The Labour government funded the Effective Provision of Pre-School Education project, which produced findings indicating that outcomes for children, particularly those from a background of disadvantage, were improved when practice in early years settings was led by a graduate practitioner.
Early Years Professional Status (EYPS) developed from this basis, under the administration of the now-defunct Children’s Workforce Development Council (CWDC). It was agreed that a new qualification for early years leaders should be delivered at graduate level, training students to become experts in child development theory and practice relating to working with young children and their parents.
The stated target was that, by 2015, at least one Early Years Professional (EYP) would lead practice in every full day care setting. EYPS was introduced as a qualification that was to be equivalent to Qualified Teacher Status (QTS), but different in nature, focused on the development of children under five.
4600 individuals (CWDC figures, March 2010) qualified as EYPs across the nation over 2006-2010. They were, however, ignored by the incoming coalition government, whose intention was to revert to a purely health-oriented model of services for young children and their families.
Pay scales for EYPs had never been fully agreed, and as this debate continued, the coalition government swiftly curtailed the discussion by making it known that they intended to take an entirely new route: funding the training of a similar number of health visitors to the number of qualified EYPs currently available, thus replacing people whose expensive training had already been funded by the state.
Early Years Professional Status: discontinued and now forgotten
In 2013, Michael Gove’s Department for Education formally discontinued Early Years Professional Status, revising it into Early Years Teacher Status. The required outcomes were altered to become less about understanding child development and more about managing teaching and learning, with a heavy focus on early literacy (including phonics) and numeracy. This fed into an increasingly confusing overlap with QTS (early years).
I started to work with a team training early years professionals in January 2007 and left in September 2013. By this time, it had become clear to me that the prospect of the creation of a graduate early years workforce, with a focus on child development and family liaison, had been a brief illusion.
And now, 11 years later, in early retirement, I listened in despair to a parliamentary debate relating to training early years practitioners that took place with no one in the room who had any idea that the EYPS was ever a flagship government project, let alone that there are currently over 4000 individuals in the population who hold the qualification.

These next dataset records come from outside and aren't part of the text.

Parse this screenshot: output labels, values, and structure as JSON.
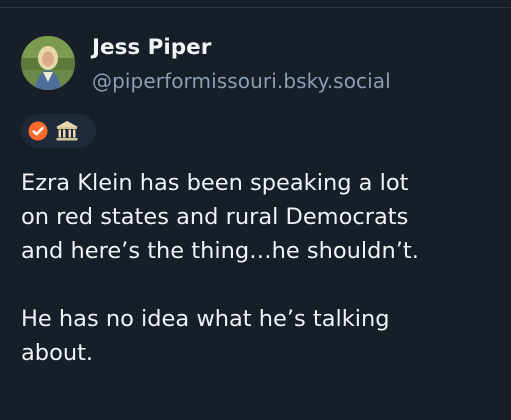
{
  "author": {
    "display_name": "Jess Piper",
    "handle": "@piperformissouri.bsky.social",
    "avatar_icon": "profile-photo",
    "badges": [
      {
        "icon": "verified-check-icon",
        "color": "#ff6a2b"
      },
      {
        "icon": "institution-icon",
        "color": "#e8d8b0"
      }
    ]
  },
  "post": {
    "paragraphs": [
      "Ezra Klein has been speaking a lot\non red states and rural Democrats\nand here’s the thing…he shouldn’t.",
      "He has no idea what he’s talking\nabout."
    ]
  },
  "colors": {
    "background": "#161e27",
    "text_primary": "#f1f3f5",
    "text_secondary": "#8c9eb2",
    "badge_pill": "#1e2a38"
  }
}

The legitimate role of the expert: to advise and to warn
Michael Gove is famous for saying that the nation has “had enough of experts”. This attitude has proved to be a hostage to fortune in a number of fields. This is the story of just one that is frequently forgotten and sidelined: early years practice.
Perhaps, in the light of experience, and under ‘new management’, the Sunak government may come to rethink the current government’s disparaging attitude towards experts who raise questions about ill-advised government policies.
If so, perhaps the next time the government debates the administration of early years practice and the training of staff, they may think to put a few experts in the room who can advise them of previous lessons learned, and warn of dangers beyond the physically obvious that arise when, in the words of Carolyn Harris, MP for Swansea East, early years childcare is constructed “as some sort of luxury”.